Application of fuzzy-analytic hierarchical process (fuzzy-AHP) has been growing continuously to select the best alternative. In the fuzzy-AHP approach, first the complex problem is itemized into a hierarchical structure for pairwise comparisons. Once a comparison matrix is formed, a triangular fuzzy number concept is adopted to assign priority weights with a view to capture the inherent vagueness in linguistic terms of the decision-maker. In evaluation, if two triangular fuzzy numbers are not intersecting \(({ t}_{11}- { t}_{23}\ge ~0)\), then corresponding degree of possibility value is assumed to be zero (0). However, such situation simply represents the case of one criterion being immensely stronger than other and should not receive a zero value.

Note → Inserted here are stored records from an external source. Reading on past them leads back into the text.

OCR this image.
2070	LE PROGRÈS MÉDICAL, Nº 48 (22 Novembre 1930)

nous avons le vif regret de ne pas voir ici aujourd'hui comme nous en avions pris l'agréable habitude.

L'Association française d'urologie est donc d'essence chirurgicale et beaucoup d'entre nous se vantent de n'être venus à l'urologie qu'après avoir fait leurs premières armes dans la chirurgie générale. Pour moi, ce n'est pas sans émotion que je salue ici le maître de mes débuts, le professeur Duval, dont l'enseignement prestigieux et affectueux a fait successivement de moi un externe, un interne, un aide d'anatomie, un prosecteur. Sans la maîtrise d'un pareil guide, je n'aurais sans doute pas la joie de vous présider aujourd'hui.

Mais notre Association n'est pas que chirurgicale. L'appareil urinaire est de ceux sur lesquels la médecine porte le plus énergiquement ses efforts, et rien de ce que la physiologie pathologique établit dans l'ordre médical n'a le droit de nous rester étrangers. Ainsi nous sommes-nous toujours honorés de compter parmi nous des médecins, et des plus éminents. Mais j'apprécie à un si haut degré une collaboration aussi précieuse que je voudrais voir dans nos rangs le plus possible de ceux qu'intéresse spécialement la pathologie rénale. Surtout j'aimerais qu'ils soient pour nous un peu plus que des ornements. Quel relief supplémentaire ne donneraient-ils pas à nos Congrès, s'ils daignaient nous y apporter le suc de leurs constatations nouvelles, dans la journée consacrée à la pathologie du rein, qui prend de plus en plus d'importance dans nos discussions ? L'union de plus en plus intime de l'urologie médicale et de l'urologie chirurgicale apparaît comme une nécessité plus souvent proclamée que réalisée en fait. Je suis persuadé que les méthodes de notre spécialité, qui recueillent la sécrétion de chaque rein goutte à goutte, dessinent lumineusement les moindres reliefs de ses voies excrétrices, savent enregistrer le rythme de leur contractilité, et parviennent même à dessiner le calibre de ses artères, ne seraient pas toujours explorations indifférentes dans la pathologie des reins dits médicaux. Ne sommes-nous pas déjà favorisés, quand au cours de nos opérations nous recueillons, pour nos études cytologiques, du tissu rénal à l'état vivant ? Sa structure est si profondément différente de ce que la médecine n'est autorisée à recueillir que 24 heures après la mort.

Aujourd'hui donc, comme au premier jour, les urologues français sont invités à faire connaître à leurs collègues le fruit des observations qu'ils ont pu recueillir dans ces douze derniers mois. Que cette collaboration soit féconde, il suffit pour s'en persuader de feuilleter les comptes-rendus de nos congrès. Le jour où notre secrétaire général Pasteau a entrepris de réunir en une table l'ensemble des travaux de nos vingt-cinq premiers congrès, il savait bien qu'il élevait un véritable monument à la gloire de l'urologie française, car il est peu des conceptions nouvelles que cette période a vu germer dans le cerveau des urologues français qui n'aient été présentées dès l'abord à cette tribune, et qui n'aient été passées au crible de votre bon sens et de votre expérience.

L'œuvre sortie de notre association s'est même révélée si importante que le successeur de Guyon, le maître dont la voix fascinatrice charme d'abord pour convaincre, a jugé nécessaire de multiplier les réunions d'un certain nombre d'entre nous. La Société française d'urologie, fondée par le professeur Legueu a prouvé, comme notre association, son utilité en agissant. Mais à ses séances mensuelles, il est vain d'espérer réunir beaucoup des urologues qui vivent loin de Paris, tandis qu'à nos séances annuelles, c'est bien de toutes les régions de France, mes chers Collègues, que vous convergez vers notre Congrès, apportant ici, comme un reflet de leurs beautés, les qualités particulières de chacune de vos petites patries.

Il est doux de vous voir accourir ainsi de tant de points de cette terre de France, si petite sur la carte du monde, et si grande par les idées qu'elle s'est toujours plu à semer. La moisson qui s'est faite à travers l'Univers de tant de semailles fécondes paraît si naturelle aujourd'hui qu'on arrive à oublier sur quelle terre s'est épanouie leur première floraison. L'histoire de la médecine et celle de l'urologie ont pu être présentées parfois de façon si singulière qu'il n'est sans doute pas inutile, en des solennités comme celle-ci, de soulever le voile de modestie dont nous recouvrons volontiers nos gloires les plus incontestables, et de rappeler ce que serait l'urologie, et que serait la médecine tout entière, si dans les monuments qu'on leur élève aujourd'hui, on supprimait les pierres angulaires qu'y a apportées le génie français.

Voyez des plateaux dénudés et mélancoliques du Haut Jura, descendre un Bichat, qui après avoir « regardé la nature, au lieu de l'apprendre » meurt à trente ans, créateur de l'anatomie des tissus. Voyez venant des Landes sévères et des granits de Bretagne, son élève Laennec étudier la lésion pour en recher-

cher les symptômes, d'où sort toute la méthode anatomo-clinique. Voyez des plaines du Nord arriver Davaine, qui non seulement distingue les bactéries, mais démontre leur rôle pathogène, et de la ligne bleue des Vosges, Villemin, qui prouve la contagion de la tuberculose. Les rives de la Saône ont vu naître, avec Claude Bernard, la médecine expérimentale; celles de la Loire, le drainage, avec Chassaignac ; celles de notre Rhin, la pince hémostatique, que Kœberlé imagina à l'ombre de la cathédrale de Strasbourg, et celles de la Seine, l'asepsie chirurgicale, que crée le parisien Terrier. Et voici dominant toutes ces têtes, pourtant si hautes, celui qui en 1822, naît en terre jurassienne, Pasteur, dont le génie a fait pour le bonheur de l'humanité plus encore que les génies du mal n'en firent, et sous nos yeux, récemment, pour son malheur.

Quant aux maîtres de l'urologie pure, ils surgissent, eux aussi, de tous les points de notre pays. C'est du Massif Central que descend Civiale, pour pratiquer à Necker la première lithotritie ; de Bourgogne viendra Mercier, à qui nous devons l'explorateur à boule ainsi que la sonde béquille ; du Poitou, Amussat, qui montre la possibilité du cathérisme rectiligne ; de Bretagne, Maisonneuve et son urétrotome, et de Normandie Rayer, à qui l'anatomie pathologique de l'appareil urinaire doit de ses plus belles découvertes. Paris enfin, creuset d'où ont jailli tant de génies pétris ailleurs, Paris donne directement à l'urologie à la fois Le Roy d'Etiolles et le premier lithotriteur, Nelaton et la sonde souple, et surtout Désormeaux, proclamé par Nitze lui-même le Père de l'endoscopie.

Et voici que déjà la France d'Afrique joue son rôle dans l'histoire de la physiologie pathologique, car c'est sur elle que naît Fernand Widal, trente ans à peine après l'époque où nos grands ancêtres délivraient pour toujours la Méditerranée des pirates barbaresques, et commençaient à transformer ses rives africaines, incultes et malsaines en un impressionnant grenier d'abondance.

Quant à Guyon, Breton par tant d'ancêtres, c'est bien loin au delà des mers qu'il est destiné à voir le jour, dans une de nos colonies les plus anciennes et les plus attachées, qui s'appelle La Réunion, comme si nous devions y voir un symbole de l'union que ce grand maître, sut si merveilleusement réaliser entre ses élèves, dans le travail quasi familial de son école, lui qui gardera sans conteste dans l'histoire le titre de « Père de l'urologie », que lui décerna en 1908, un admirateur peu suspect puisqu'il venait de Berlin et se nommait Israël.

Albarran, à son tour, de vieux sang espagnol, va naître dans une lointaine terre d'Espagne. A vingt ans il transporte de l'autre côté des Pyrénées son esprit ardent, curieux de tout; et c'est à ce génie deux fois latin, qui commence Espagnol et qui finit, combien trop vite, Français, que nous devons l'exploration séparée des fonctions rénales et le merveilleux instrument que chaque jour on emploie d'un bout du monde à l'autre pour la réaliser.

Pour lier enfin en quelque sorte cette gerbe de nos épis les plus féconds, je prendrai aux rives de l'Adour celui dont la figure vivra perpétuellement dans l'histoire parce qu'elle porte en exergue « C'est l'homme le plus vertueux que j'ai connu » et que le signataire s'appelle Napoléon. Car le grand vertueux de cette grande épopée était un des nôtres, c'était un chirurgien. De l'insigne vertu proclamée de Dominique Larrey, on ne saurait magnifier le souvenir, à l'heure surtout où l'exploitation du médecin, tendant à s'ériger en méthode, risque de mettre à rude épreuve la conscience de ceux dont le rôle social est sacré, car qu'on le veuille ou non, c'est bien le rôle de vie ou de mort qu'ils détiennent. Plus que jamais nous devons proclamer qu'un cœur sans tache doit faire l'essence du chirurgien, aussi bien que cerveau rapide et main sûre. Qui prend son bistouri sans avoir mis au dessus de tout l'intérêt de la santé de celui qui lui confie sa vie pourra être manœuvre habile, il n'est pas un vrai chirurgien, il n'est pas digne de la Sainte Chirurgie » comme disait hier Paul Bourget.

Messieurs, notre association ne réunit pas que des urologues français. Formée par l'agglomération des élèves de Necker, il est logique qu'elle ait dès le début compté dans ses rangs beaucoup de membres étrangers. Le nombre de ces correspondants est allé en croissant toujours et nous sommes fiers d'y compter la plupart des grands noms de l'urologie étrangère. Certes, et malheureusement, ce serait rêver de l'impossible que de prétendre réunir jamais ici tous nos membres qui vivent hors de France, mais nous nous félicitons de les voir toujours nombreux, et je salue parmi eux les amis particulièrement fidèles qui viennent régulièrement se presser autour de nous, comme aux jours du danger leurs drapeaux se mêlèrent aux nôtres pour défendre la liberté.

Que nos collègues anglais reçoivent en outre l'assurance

In this regard, the article proposes an enhanced fuzzy-AHP approach where the triangles are extended about x-axis. This allows developing a mathematical formulation to estimate the true values of height of ordinate (degree of possibility). The empirical study of ranking the SECI modes in the order they influence the performance of the detailed design phase is considered to demonstrate the applicability and usefulness of the proposed framework. In order to measure the performance, five criteria are selected based on a rigorous literature review. After stringent experimentation, it is found that combination and externalization modes highly influence but other modes in order of internalization and socialization loosely have an effect on underlying phase.